With Baba’s permission I began work on a biography.
The modern visitor
to Anandwan sees a collection of fine buildings and a constant stream
of visitors. It is impossible for him to imagine that when Baba landed
there in 1951 with his wife and two children under five, leprosy was a
dreaded disease and that anyone even associating with leprosy patients
was shunned. Even I, who had lived there for a couple of years in the
1980s, did not appreciate the fact. It was only when I began interviewing
the oldest residents at Anandwan and heard their stories that this struck
home.
In the early 1950s,
Baba had decided that raising dairy cattle and selling the milk would
be a good source of income for Anandwan.
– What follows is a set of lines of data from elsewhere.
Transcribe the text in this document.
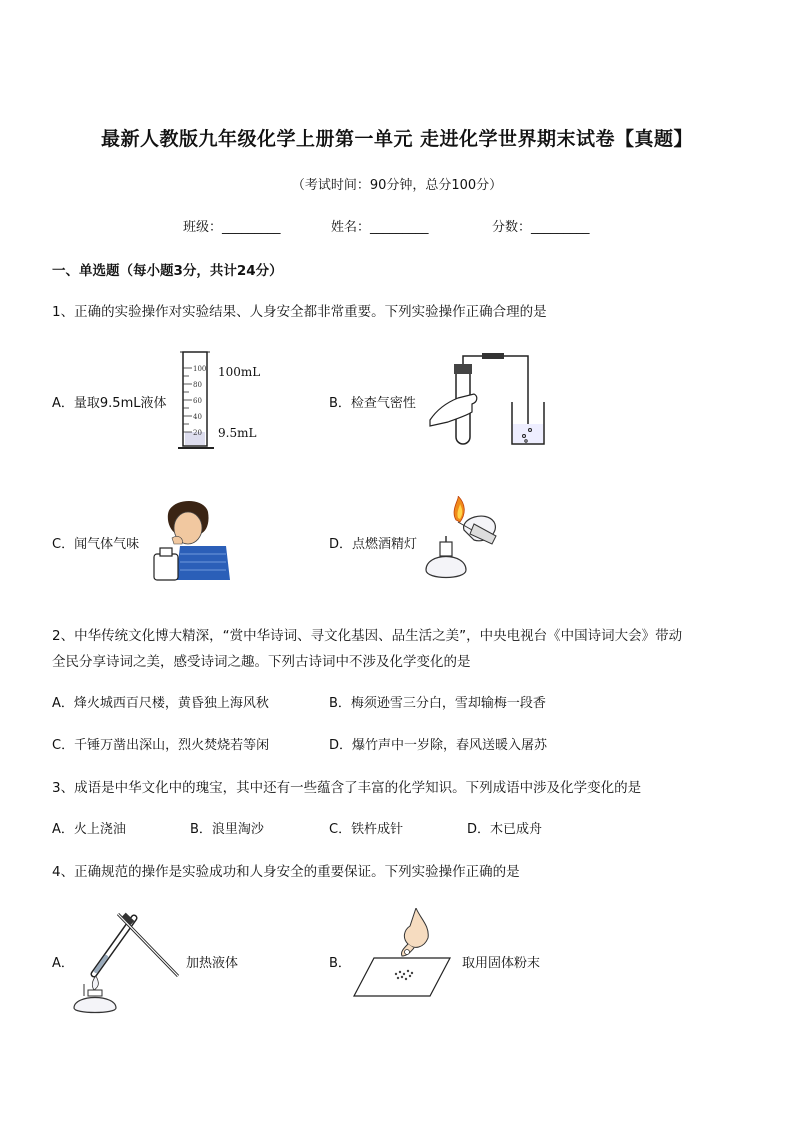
最新人教版九年级化学上册第一单元 走进化学世界期末试卷【真题】
（考试时间：90分钟，总分100分）
班级：_________	姓名：_________	分数：_________
一、单选题（每小题3分，共计24分）
1、正确的实验操作对实验结果、人身安全都非常重要。下列实验操作正确合理的是
A．量取9.5mL液体
100
80
60
40
20
100mL
9.5mL
B．检查气密性
C．闻气体气味	D．点燃酒精灯
2、中华传统文化博大精深，“赏中华诗词、寻文化基因、品生活之美”，中央电视台《中国诗词大会》带动
全民分享诗词之美，感受诗词之趣。下列古诗词中不涉及化学变化的是
A．烽火城西百尺楼，黄昏独上海风秋	B．梅须逊雪三分白，雪却输梅一段香
C．千锤万凿出深山，烈火焚烧若等闲	D．爆竹声中一岁除，春风送暖入屠苏
3、成语是中华文化中的瑰宝，其中还有一些蕴含了丰富的化学知识。下列成语中涉及化学变化的是
A．火上浇油	B．浪里淘沙	C．铁杵成针	D．木已成舟
4、正确规范的操作是实验成功和人身安全的重要保证。下列实验操作正确的是
A．	加热液体	B．	取用固体粉末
To reassure would-be buyers of
the milk who were wary because of the presence of the leprosy patients,
Baba’s wife would milk seven cows herself for which she earned herself
the title of “milkmaid” from Annasaheb Sahasrabuddhe, a leading Gandhian.
Milking cows was, however, only half the job. The problem was that there
were no buyers. A patient recalls that they could drink all the milk they
wanted. “People usually add ghee to rice, we were adding rice to ghee.
There was so much to go around,” he said.
I heard dozens of such stories
and began work on the biography in earnest. Baba was generous with his
time, patiently answering my endless queries. Several others too, were
working on biographies, in various languages. On one occasion in 2004,
Baba, who had a wicked sense of humour, joked: “I am surrounded by biographers.”
But after reading a couple of these books and my own paltry attempts,
I decided to abandon the project. Baba needed a worthier biographer.